Initially, most of Rautenberg's time was consumed with working out the operational details of his silent partnership with Uncle Sam, so much so, he says, that he was forced to neglect the commercial side of his freight-forwarding business. There were paperwork hassles to divert tax and customs authorities; the need to camouflage sensitive shipments, for example, led to a number of creative approaches, like the special labeling of crates whose true contents still had to be insured, requiring yet another set of documents. While ASF's annual CIA-related revenues skyrocketed to more than $40 million in the mid-1960s, its commercial revenues sagged.
Rautenberg, however, sensed a bigger opportunity. While he was losing small customers left and right, he started replacing them with more sizable accounts from the ranks of the commercial CIA suppliers who had grown accustomed to working with the CIA-run branch of ASF. "I knew that we were really two separate entities," Rautenberg says, "but the suppliers didn't know that. All they knew was that Air-Sea Forwarders was already doing a great job for them."
It was not uncommon, for instance, for a CIA-ASF shipment to be picked up one afternoon, clear customs the same evening, and be on a plane by midnight. "That kind of speed and efficiency was unheard of in the freight-forwarding business," Rautenberg notes, explaining that the CIA-owned Air Asia had a special arrangement with the U.S. Customs Service. "Their stuff moved like greased lightning," he says.
With the CIA helping to build customer loyalty, Rautenberg worked tirelessly at parlaying his growing market niche. "I made my money off Air Asia's suppliers," he says, referring to the many aerospace companies that had a variety of freight-forwarding needs not connected to servicing Air Asia or the CIA. "They sought me out." Although he was not able to offer those commercial customers the same unusually rapid service provided by the CIA-ASF branch, the real ASF was still quite a bit quicker than most of the other freight forwarders, especially when it came to shipping aircraft parts and supplies.
Rautenberg used a variety of techniques to build his clientele. Long before it became fashionable in the freight-forwarding industry, he emphasized customer service. ASF's main office ran a night shift, unusual in those days, and stayed open on weekends. Customers could drive up at any time and drop off freight or check on incoming shipments. Meanwhile, Rautenberg and his crew worked the phones constantly, soliciting business and shepherding goods around the world.

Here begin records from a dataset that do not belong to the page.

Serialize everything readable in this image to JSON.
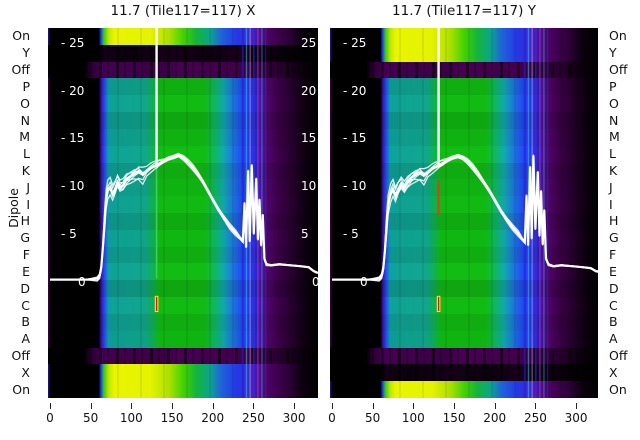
{
  "titles": {
    "left": "11.7 (Tile117=117) X",
    "right": "11.7 (Tile117=117) Y"
  },
  "axes": {
    "dipole_label": "Dipole",
    "dipole_rows": [
      "On",
      "Y",
      "Off",
      "P",
      "O",
      "N",
      "M",
      "L",
      "K",
      "J",
      "I",
      "H",
      "G",
      "F",
      "E",
      "D",
      "C",
      "B",
      "A",
      "Off",
      "X",
      "On"
    ],
    "x_ticks": [
      0,
      50,
      100,
      150,
      200,
      250,
      300
    ],
    "inner_value_ticks": [
      25,
      20,
      15,
      10,
      5,
      0
    ]
  },
  "chart_data": [
    {
      "type": "heatmap",
      "title": "11.7 (Tile117=117) X",
      "x_range": [
        0,
        330
      ],
      "x_ticks": [
        0,
        50,
        100,
        150,
        200,
        250,
        300
      ],
      "y_categories": [
        "On",
        "Y",
        "Off",
        "P",
        "O",
        "N",
        "M",
        "L",
        "K",
        "J",
        "I",
        "H",
        "G",
        "F",
        "E",
        "D",
        "C",
        "B",
        "A",
        "Off",
        "X",
        "On"
      ],
      "row_profiles": [
        "bright",
        "dark",
        "off",
        "mid",
        "mid",
        "mid",
        "mid",
        "mid",
        "mid",
        "mid",
        "mid",
        "mid",
        "mid",
        "mid",
        "mid",
        "mid",
        "mid",
        "mid",
        "mid",
        "off",
        "bright",
        "bright"
      ],
      "inner_left_labels": [
        "- 25",
        "- 20",
        "- 15",
        "- 10",
        "- 5"
      ],
      "inner_right_labels": [
        "25",
        "20",
        "15",
        "10",
        "5"
      ],
      "inner_zero_label": "0",
      "has_right_labels": true,
      "value_tick_values": [
        25,
        20,
        15,
        10,
        5
      ],
      "spike_x": 131,
      "sub_spike": {
        "color": "#3fd45e",
        "from": 12.8,
        "to": 0.3
      },
      "mark": {
        "x": 131,
        "from": -1.5,
        "to": -3.2,
        "fill": "#ffe81c",
        "center": "#e01313"
      },
      "line_points": [
        [
          0,
          0.2
        ],
        [
          45,
          0.2
        ],
        [
          58,
          0.3
        ],
        [
          61,
          0.6
        ],
        [
          63,
          1.5
        ],
        [
          65,
          3.6
        ],
        [
          67,
          6.2
        ],
        [
          69,
          8.6
        ],
        [
          71,
          9.6
        ],
        [
          74,
          9.9
        ],
        [
          77,
          9.2
        ],
        [
          80,
          9.7
        ],
        [
          83,
          10.4
        ],
        [
          86,
          9.9
        ],
        [
          90,
          10.1
        ],
        [
          94,
          10.7
        ],
        [
          99,
          11.0
        ],
        [
          104,
          11.3
        ],
        [
          109,
          11.5
        ],
        [
          114,
          11.2
        ],
        [
          119,
          11.6
        ],
        [
          124,
          11.9
        ],
        [
          128,
          12.1
        ],
        [
          131,
          12.2
        ],
        [
          135,
          12.4
        ],
        [
          140,
          12.6
        ],
        [
          146,
          12.9
        ],
        [
          152,
          13.1
        ],
        [
          158,
          13.3
        ],
        [
          164,
          13.0
        ],
        [
          170,
          12.5
        ],
        [
          176,
          11.9
        ],
        [
          182,
          11.2
        ],
        [
          188,
          10.4
        ],
        [
          194,
          9.5
        ],
        [
          200,
          8.6
        ],
        [
          207,
          7.6
        ],
        [
          214,
          6.7
        ],
        [
          221,
          5.8
        ],
        [
          228,
          5.1
        ],
        [
          234,
          4.5
        ],
        [
          237,
          4.2
        ],
        [
          239,
          8.2
        ],
        [
          241,
          3.6
        ],
        [
          243.5,
          11.6
        ],
        [
          245.5,
          4.2
        ],
        [
          248,
          12.2
        ],
        [
          250.5,
          5.0
        ],
        [
          253.5,
          10.8
        ],
        [
          255.5,
          4.4
        ],
        [
          257.5,
          8.6
        ],
        [
          259.5,
          3.8
        ],
        [
          261.5,
          7.0
        ],
        [
          263.5,
          2.4
        ],
        [
          266,
          1.8
        ],
        [
          272,
          1.7
        ],
        [
          282,
          1.8
        ],
        [
          295,
          1.7
        ],
        [
          308,
          1.6
        ],
        [
          318,
          1.5
        ],
        [
          324,
          1.1
        ],
        [
          329,
          0.9
        ]
      ]
    },
    {
      "type": "heatmap",
      "title": "11.7 (Tile117=117) Y",
      "x_range": [
        0,
        330
      ],
      "x_ticks": [
        0,
        50,
        100,
        150,
        200,
        250,
        300
      ],
      "y_categories": [
        "On",
        "Y",
        "Off",
        "P",
        "O",
        "N",
        "M",
        "L",
        "K",
        "J",
        "I",
        "H",
        "G",
        "F",
        "E",
        "D",
        "C",
        "B",
        "A",
        "Off",
        "X",
        "On"
      ],
      "row_profiles": [
        "bright",
        "bright",
        "off",
        "mid",
        "mid",
        "mid",
        "mid",
        "mid",
        "mid",
        "mid",
        "mid",
        "mid",
        "mid",
        "mid",
        "mid",
        "mid",
        "mid",
        "mid",
        "mid",
        "off",
        "dark",
        "bright"
      ],
      "inner_left_labels": [
        "- 25",
        "- 20",
        "- 15",
        "- 10",
        "- 5"
      ],
      "inner_right_labels": [],
      "inner_zero_label": "0",
      "has_right_labels": false,
      "value_tick_values": [
        25,
        20,
        15,
        10,
        5
      ],
      "spike_x": 131,
      "sub_spike": {
        "color": "#e83418",
        "from": 10.6,
        "to": 7.0
      },
      "mark": {
        "x": 131,
        "from": -1.5,
        "to": -3.2,
        "fill": "#ffe81c",
        "center": "#e01313"
      },
      "line_points": [
        [
          0,
          0.2
        ],
        [
          45,
          0.2
        ],
        [
          58,
          0.3
        ],
        [
          61,
          0.6
        ],
        [
          63,
          1.4
        ],
        [
          65,
          3.2
        ],
        [
          67,
          5.8
        ],
        [
          69,
          8.0
        ],
        [
          72,
          9.2
        ],
        [
          75,
          9.7
        ],
        [
          78,
          9.0
        ],
        [
          81,
          9.6
        ],
        [
          85,
          10.2
        ],
        [
          89,
          9.8
        ],
        [
          93,
          10.4
        ],
        [
          98,
          10.9
        ],
        [
          103,
          11.2
        ],
        [
          108,
          11.4
        ],
        [
          113,
          11.1
        ],
        [
          118,
          11.5
        ],
        [
          123,
          11.8
        ],
        [
          127,
          12.0
        ],
        [
          131,
          12.2
        ],
        [
          136,
          12.4
        ],
        [
          142,
          12.7
        ],
        [
          148,
          13.0
        ],
        [
          155,
          13.2
        ],
        [
          161,
          13.0
        ],
        [
          167,
          12.6
        ],
        [
          173,
          12.0
        ],
        [
          180,
          11.2
        ],
        [
          187,
          10.3
        ],
        [
          194,
          9.4
        ],
        [
          201,
          8.4
        ],
        [
          208,
          7.4
        ],
        [
          215,
          6.5
        ],
        [
          222,
          5.7
        ],
        [
          229,
          5.0
        ],
        [
          234,
          4.4
        ],
        [
          237,
          4.1
        ],
        [
          239,
          9.0
        ],
        [
          241,
          3.8
        ],
        [
          243.5,
          12.0
        ],
        [
          245.5,
          4.5
        ],
        [
          247.5,
          13.2
        ],
        [
          250,
          5.5
        ],
        [
          253,
          11.5
        ],
        [
          255,
          4.8
        ],
        [
          257,
          9.5
        ],
        [
          259,
          3.9
        ],
        [
          261,
          7.5
        ],
        [
          263,
          2.4
        ],
        [
          266,
          1.8
        ],
        [
          272,
          1.6
        ],
        [
          282,
          1.7
        ],
        [
          295,
          1.6
        ],
        [
          308,
          1.5
        ],
        [
          318,
          1.4
        ],
        [
          324,
          1.1
        ],
        [
          329,
          1.0
        ]
      ]
    }
  ],
  "colormap_profiles": {
    "bright": [
      [
        0,
        "#2b1690"
      ],
      [
        0.9,
        "#000000"
      ],
      [
        18.8,
        "#000000"
      ],
      [
        19.6,
        "#2038e8"
      ],
      [
        20.6,
        "#2fc71e"
      ],
      [
        22.5,
        "#bfe600"
      ],
      [
        24.5,
        "#e9f500"
      ],
      [
        38,
        "#e4f300"
      ],
      [
        45,
        "#a9e000"
      ],
      [
        50,
        "#44d200"
      ],
      [
        55,
        "#14b43c"
      ],
      [
        60,
        "#0ca48c"
      ],
      [
        64,
        "#2064d8"
      ],
      [
        70,
        "#2437e6"
      ],
      [
        74,
        "#3a2cd2"
      ],
      [
        77,
        "#5a14b0"
      ],
      [
        80,
        "#4c0a70"
      ],
      [
        83,
        "#47005a"
      ],
      [
        89,
        "#2d0038"
      ],
      [
        94,
        "#0d0010"
      ],
      [
        100,
        "#000000"
      ]
    ],
    "mid": [
      [
        0,
        "#46004e"
      ],
      [
        0.9,
        "#000000"
      ],
      [
        18.8,
        "#000000"
      ],
      [
        19.8,
        "#3912b2"
      ],
      [
        20.8,
        "#2342e2"
      ],
      [
        22.3,
        "#0d96a2"
      ],
      [
        24,
        "#0e9a8e"
      ],
      [
        36,
        "#0f9e86"
      ],
      [
        39,
        "#0fa84c"
      ],
      [
        41.5,
        "#10b211"
      ],
      [
        58,
        "#10b211"
      ],
      [
        62,
        "#0dae62"
      ],
      [
        65,
        "#10a0a4"
      ],
      [
        68,
        "#1a78cc"
      ],
      [
        72,
        "#2144e8"
      ],
      [
        76,
        "#2c2ed4"
      ],
      [
        78.5,
        "#4a14a6"
      ],
      [
        81,
        "#4c0668"
      ],
      [
        85,
        "#3c0048"
      ],
      [
        91,
        "#200026"
      ],
      [
        96,
        "#0a000c"
      ],
      [
        100,
        "#000000"
      ]
    ],
    "off": [
      [
        0,
        "#000000"
      ],
      [
        13.5,
        "#000000"
      ],
      [
        16,
        "#2a0032"
      ],
      [
        20,
        "#440050"
      ],
      [
        44,
        "#3a0044"
      ],
      [
        48,
        "#470052"
      ],
      [
        75,
        "#400049"
      ],
      [
        86,
        "#28002e"
      ],
      [
        93,
        "#0e0010"
      ],
      [
        100,
        "#000000"
      ]
    ],
    "dark": [
      [
        0,
        "#000000"
      ],
      [
        19,
        "#000000"
      ],
      [
        21,
        "#150018"
      ],
      [
        30,
        "#0a000c"
      ],
      [
        45,
        "#160019"
      ],
      [
        60,
        "#0c000e"
      ],
      [
        70,
        "#19001c"
      ],
      [
        80,
        "#100012"
      ],
      [
        90,
        "#050006"
      ],
      [
        100,
        "#000000"
      ]
    ]
  },
  "row_brightness": [
    1,
    1,
    1,
    0.98,
    1.05,
    0.94,
    1.0,
    1.06,
    0.96,
    1.0,
    1.04,
    0.95,
    1.03,
    0.97,
    1.06,
    0.93,
    1.05,
    0.97,
    1.01,
    1,
    1,
    1
  ],
  "rfi_stripes": [
    {
      "x": 237,
      "color": "#241ed0",
      "opacity": 0.55,
      "width": 2.2
    },
    {
      "x": 241.5,
      "color": "#3fc8f0",
      "opacity": 0.5,
      "width": 1.4
    },
    {
      "x": 246,
      "color": "#e8f2ff",
      "opacity": 0.38,
      "width": 1.2
    },
    {
      "x": 250.5,
      "color": "#2433e8",
      "opacity": 0.55,
      "width": 1.8
    },
    {
      "x": 255.5,
      "color": "#8a50e8",
      "opacity": 0.45,
      "width": 1.6
    },
    {
      "x": 260.5,
      "color": "#3fc8f0",
      "opacity": 0.45,
      "width": 1.2
    },
    {
      "x": 265,
      "color": "#2433e8",
      "opacity": 0.4,
      "width": 1.4
    }
  ],
  "line_color": "#ffffff"
}
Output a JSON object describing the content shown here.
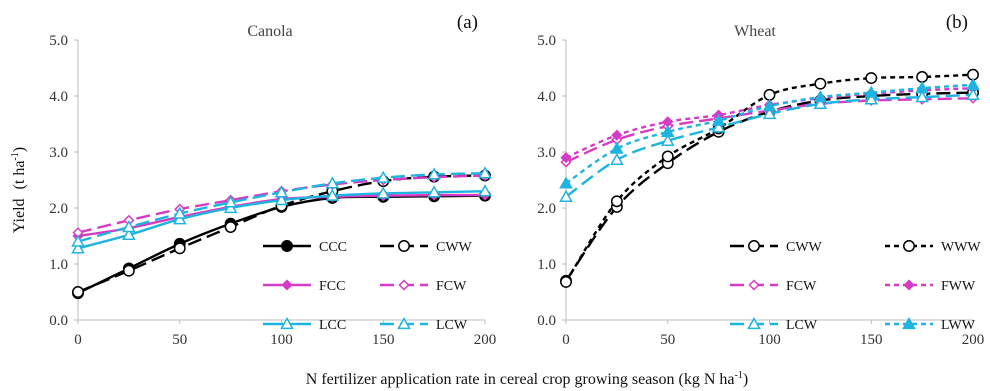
{
  "figure": {
    "ylabel": "Yield",
    "ylabel_unit_base": "(t ha",
    "ylabel_unit_sup": "-1",
    "ylabel_unit_close": ")",
    "xlabel_base": "N fertilizer  application rate in cereal crop growing season (kg N ha",
    "xlabel_sup": "-1",
    "xlabel_close": ")"
  },
  "chart_data": [
    {
      "type": "line",
      "title": "Canola",
      "tag": "(a)",
      "x": [
        0,
        25,
        50,
        75,
        100,
        125,
        150,
        175,
        200
      ],
      "xticks": [
        "0",
        "50",
        "100",
        "150",
        "200"
      ],
      "xlim": [
        0,
        200
      ],
      "yticks": [
        "0.0",
        "1.0",
        "2.0",
        "3.0",
        "4.0",
        "5.0"
      ],
      "ylim": [
        0,
        5
      ],
      "grid": false,
      "legend_position": "lower-right",
      "series": [
        {
          "name": "CCC",
          "values": [
            0.48,
            0.92,
            1.36,
            1.72,
            2.02,
            2.18,
            2.2,
            2.21,
            2.22
          ],
          "color": "#000000",
          "dash": "solid",
          "marker": "circle-filled"
        },
        {
          "name": "CWW",
          "values": [
            0.5,
            0.88,
            1.28,
            1.66,
            2.04,
            2.3,
            2.48,
            2.56,
            2.58
          ],
          "color": "#000000",
          "dash": "longdash",
          "marker": "circle-open"
        },
        {
          "name": "FCC",
          "values": [
            1.5,
            1.64,
            1.84,
            2.02,
            2.16,
            2.2,
            2.22,
            2.23,
            2.23
          ],
          "color": "#d63bc4",
          "dash": "solid",
          "marker": "diamond-filled"
        },
        {
          "name": "FCW",
          "values": [
            1.56,
            1.78,
            1.98,
            2.14,
            2.3,
            2.42,
            2.5,
            2.55,
            2.58
          ],
          "color": "#d63bc4",
          "dash": "longdash",
          "marker": "diamond-open"
        },
        {
          "name": "LCC",
          "values": [
            1.28,
            1.52,
            1.8,
            2.0,
            2.14,
            2.22,
            2.26,
            2.28,
            2.3
          ],
          "color": "#1fb3e0",
          "dash": "solid",
          "marker": "triangle-open"
        },
        {
          "name": "LCW",
          "values": [
            1.4,
            1.66,
            1.9,
            2.1,
            2.28,
            2.44,
            2.54,
            2.6,
            2.62
          ],
          "color": "#1fb3e0",
          "dash": "longdash",
          "marker": "triangle-open"
        }
      ]
    },
    {
      "type": "line",
      "title": "Wheat",
      "tag": "(b)",
      "x": [
        0,
        25,
        50,
        75,
        100,
        125,
        150,
        175,
        200
      ],
      "xticks": [
        "0",
        "50",
        "100",
        "150",
        "200"
      ],
      "xlim": [
        0,
        200
      ],
      "yticks": [
        "0.0",
        "1.0",
        "2.0",
        "3.0",
        "4.0",
        "5.0"
      ],
      "ylim": [
        0,
        5
      ],
      "grid": false,
      "legend_position": "lower-right",
      "series": [
        {
          "name": "CWW",
          "values": [
            0.7,
            2.02,
            2.8,
            3.36,
            3.72,
            3.92,
            4.0,
            4.04,
            4.06
          ],
          "color": "#000000",
          "dash": "longdash",
          "marker": "circle-open"
        },
        {
          "name": "WWW",
          "values": [
            0.68,
            2.12,
            2.92,
            3.42,
            4.02,
            4.22,
            4.32,
            4.34,
            4.38
          ],
          "color": "#000000",
          "dash": "shortdash",
          "marker": "circle-open"
        },
        {
          "name": "FCW",
          "values": [
            2.82,
            3.22,
            3.46,
            3.6,
            3.74,
            3.86,
            3.92,
            3.94,
            3.96
          ],
          "color": "#d63bc4",
          "dash": "longdash",
          "marker": "diamond-open"
        },
        {
          "name": "FWW",
          "values": [
            2.9,
            3.3,
            3.54,
            3.66,
            3.84,
            3.96,
            4.04,
            4.1,
            4.14
          ],
          "color": "#d63bc4",
          "dash": "shortdash",
          "marker": "diamond-filled"
        },
        {
          "name": "LCW",
          "values": [
            2.2,
            2.86,
            3.2,
            3.44,
            3.68,
            3.86,
            3.94,
            3.98,
            4.02
          ],
          "color": "#1fb3e0",
          "dash": "longdash",
          "marker": "triangle-open"
        },
        {
          "name": "LWW",
          "values": [
            2.44,
            3.06,
            3.36,
            3.56,
            3.82,
            3.98,
            4.06,
            4.14,
            4.2
          ],
          "color": "#1fb3e0",
          "dash": "shortdash",
          "marker": "triangle-filled"
        }
      ]
    }
  ]
}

ASF began to grow in earnest, adding an office in San Francisco in 1960. In 1962 it opened a Tokyo office, mainly to expedite Air Asia shipments to Southeast Asia. Commercial customers were also clamoring for an ASF presence in Europe. "They would tell me they wanted to use ASF everywhere," Rautenberg recalls. The Paris office opened in 1965, creating a lucrative pipeline from Southern California's aerospace industry to Europe's burgeoning airlines. At the same time, Rautenberg was busy putting together a string of domestic ASF offices strategically located near the major Air Asia suppliers that now made up the core of his customer base. Additional ASF offices soon opened in San Diego, New York City, and Newark.